Airlines are reportedly lobbying Congress to allow flights with just one pilot in the cockpit. This way, there isn’t a copilot nagging the pilot about how much he’s been drinking.

A giant aquarium housing 1,500 tropical fish burst in a Berlin hotel. Most of them died, and attempts to save others with a defibrillator resulted in fried fish.

Students at a Canadian high school are banned from taking photos of a transgender woman teacher with Z-cup prosthetic breasts.

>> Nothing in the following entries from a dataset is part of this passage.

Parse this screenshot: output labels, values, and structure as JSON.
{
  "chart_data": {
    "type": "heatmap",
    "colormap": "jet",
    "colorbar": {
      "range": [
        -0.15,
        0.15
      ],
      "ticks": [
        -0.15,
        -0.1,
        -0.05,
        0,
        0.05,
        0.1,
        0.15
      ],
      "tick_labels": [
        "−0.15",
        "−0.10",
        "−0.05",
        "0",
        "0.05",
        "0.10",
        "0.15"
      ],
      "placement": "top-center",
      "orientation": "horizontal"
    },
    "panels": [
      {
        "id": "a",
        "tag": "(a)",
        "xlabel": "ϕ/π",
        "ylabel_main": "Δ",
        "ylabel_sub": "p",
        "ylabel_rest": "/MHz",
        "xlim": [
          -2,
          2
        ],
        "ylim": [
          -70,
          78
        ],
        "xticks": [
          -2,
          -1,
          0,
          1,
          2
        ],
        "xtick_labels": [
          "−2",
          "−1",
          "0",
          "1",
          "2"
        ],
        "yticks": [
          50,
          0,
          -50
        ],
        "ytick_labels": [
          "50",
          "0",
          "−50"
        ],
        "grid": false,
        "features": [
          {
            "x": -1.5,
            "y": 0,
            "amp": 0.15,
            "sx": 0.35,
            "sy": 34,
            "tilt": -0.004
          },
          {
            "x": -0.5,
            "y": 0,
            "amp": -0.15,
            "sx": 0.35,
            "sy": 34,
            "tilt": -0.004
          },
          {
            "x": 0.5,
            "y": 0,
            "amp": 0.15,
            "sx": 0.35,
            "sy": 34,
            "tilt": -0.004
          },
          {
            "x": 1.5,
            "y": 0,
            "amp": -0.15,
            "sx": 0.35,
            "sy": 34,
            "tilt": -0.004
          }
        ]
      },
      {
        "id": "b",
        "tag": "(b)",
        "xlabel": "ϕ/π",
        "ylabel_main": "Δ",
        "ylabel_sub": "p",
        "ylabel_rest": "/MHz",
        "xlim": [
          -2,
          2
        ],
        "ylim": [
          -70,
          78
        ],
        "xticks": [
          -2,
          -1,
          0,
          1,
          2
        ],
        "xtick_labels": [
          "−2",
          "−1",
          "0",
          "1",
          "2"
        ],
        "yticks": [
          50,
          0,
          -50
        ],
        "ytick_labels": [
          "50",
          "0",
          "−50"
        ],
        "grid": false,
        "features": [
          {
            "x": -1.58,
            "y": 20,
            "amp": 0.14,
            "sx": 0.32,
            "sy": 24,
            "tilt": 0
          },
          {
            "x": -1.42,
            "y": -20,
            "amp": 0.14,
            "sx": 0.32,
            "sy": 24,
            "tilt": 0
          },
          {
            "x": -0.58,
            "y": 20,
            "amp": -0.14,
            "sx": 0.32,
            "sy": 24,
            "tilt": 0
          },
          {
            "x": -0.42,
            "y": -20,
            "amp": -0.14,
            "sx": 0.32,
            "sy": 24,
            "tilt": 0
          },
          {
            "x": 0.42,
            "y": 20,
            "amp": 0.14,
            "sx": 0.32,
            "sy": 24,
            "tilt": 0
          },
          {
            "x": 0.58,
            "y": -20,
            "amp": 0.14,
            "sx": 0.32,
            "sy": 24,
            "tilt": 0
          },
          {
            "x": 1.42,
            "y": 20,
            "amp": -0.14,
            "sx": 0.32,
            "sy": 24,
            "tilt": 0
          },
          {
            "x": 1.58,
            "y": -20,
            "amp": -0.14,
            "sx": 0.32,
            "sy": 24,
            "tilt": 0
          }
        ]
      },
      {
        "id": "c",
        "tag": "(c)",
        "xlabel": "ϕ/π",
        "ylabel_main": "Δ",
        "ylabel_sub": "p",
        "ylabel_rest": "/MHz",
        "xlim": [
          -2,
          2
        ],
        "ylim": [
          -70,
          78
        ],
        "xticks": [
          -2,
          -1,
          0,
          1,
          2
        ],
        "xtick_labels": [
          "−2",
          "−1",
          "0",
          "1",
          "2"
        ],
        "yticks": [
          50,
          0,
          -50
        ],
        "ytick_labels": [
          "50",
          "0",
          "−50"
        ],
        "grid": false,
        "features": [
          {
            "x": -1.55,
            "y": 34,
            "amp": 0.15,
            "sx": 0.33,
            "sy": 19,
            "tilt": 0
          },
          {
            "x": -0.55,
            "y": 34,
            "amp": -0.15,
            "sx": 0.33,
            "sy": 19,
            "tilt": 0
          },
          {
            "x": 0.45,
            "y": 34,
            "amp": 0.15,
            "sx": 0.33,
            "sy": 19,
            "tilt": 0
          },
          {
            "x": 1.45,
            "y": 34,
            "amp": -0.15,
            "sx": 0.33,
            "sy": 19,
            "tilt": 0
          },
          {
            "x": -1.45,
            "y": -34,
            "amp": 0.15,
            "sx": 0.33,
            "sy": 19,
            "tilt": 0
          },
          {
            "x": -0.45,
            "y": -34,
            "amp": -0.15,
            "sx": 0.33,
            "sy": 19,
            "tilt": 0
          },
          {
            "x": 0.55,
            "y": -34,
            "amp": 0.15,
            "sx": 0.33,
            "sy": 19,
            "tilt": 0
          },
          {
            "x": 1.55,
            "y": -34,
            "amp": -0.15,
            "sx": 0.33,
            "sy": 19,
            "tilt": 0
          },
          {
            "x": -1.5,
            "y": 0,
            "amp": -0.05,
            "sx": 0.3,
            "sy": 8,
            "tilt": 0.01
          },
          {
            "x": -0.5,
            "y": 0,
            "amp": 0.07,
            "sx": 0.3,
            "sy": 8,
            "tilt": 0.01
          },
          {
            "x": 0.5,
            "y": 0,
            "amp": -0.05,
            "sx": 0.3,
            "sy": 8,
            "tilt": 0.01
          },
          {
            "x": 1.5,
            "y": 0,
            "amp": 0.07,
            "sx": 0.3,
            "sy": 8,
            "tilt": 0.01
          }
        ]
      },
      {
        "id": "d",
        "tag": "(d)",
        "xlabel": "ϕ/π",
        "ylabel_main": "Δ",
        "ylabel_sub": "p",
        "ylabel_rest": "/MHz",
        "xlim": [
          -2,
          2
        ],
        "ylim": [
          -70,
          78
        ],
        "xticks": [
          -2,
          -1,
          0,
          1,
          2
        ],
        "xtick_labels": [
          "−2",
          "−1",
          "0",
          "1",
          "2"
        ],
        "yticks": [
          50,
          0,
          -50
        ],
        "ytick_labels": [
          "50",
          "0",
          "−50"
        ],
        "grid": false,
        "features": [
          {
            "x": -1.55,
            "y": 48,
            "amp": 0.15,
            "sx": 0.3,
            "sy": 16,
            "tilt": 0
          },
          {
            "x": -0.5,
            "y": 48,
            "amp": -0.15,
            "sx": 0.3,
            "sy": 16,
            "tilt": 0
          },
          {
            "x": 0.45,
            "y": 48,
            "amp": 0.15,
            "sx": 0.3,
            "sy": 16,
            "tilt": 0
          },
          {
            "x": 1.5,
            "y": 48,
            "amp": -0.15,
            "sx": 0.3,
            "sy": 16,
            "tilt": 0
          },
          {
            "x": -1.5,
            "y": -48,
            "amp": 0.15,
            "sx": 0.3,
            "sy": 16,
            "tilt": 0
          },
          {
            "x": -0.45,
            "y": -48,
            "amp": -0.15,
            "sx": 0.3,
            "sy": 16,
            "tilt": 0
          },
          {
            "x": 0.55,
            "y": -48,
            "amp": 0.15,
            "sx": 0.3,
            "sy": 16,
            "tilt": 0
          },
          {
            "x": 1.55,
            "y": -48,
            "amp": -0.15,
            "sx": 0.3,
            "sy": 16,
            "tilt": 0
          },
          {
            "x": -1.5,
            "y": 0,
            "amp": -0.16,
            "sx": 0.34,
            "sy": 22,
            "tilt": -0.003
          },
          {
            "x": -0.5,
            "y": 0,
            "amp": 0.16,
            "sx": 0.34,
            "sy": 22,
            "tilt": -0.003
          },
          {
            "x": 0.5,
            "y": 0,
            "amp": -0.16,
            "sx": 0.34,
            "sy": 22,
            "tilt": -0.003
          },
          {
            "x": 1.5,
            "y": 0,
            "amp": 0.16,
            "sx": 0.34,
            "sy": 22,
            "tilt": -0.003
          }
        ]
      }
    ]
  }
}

Her placeholder yearbook photo will be a mannequin standing behind two watermelons.

A hippopotamus swallowed a 2-year-old Ugandan boy whole, then spit him out moments later. The boy’s mother then changed his diaper.

Tyler Perry – godfather to Prince Harry & Meghan Markle’s baby, Lilibet – skipped the baby’s christening. Perry declined after Harry & Meghan refused to name the event ‘Tyler Perry’s Lilibet’s Christening’.

ABC’s New Year’s Rockin’ Eve announced performances from New Edition and Duran Duran, as thousands of revelers pack New York’s Times Square to ring in 1983.

A new study finds 1 in 18 patients visiting hospital emergency rooms are misdiagnosed. The problem is worse in Chicago and Philadelphia emergency rooms, where patients are diagnosed with ‘bullet wound’ instead of ‘multiple bullet wounds’.

Tristan Thompson will pay $9,500/month in support for Theo, the baby he fathered with Maralee Nichols while still together with Khloe Kardashian. He’ll also have visitation when Nichols drops the baby off with Tristan in the Champagne Room.

A 56-year-old Delaware woman was carjacked and stabbed by a 27-year-old Philadelphia woman who brought her 1-year-old with her. The carjacker was arrested before she was able to get to the mall for pictures with Santa Claus.

In Florida, a home security camera captured a black bear eating a Chick-fil-A order that was delivered to the front porch. The delivery driver was disappointed that the homeowner failed to tip, but surprised that the bear gave him 10 bucks.

The Federal Government will once again offer free at-home COVID tests to people who believe in it. They’ll also once again offer NORAD tracking of Santa Claus on Christmas Eve for people who believe in that.

A Philadelphia man is in critical condition after being hit by a car. The driver remained on the scene, making this the city’s first Hit & Stay of 2022.

The Washington Post announced massive layoffs, citing a lack of content that aligned with reader’s interests. In other words, their 10-letter Wordle knockoff isn’t panning out.

A 33-year-old woman was charged with drugging a man in Las Vegas, stealing his $12,000 Rolex watch, and hiding it in her vagina. The victim claimed his wallet is also missing, and police obtained a search warrant for her rectum.

TLC Network will premiere reality series MILF Manor, where 8 middle-aged single moms seek a romantic connection among 8 younger men. MILF Manor replaces the series original title, Perimenopause Palace.

Mobs poured into the streets of Paris after France defeated Morocco in the World Cup semi-final, clashing with police, who dispersed crowds using tear gas and water cannons. Cops preferred water cannons because it also helped with the body odor.

Director James Gunn confirmed that Henry Cavill will not return as Superman in his upcoming DC Films projects, angering DC superfans. Further angering them, the role going to The Big Bang Theory‘s Jim Parsons.

Donald Trump announced he’s selling limited edition $99 digital trading cards. The front features imagery of Trump as a cowboy, astronaut, superhero, etc.. the back features career stats including bankruptcies, settled lawsuits, extramarital affairs, funded abortions, and incorrect golf scores.

Emory University Healthcare fired several maternity nurses who’d posted a viral TikTok video complaining about patients, specifically mothers of newborns. The nurses have not been heard from since reporting to their new jobs at Emory Eldercare.

New York City’s mass transit authority is testing a new system that detects urine in subway elevators. The test is expected to start as soon as they can find an elevator that hasn’t already been pissed in.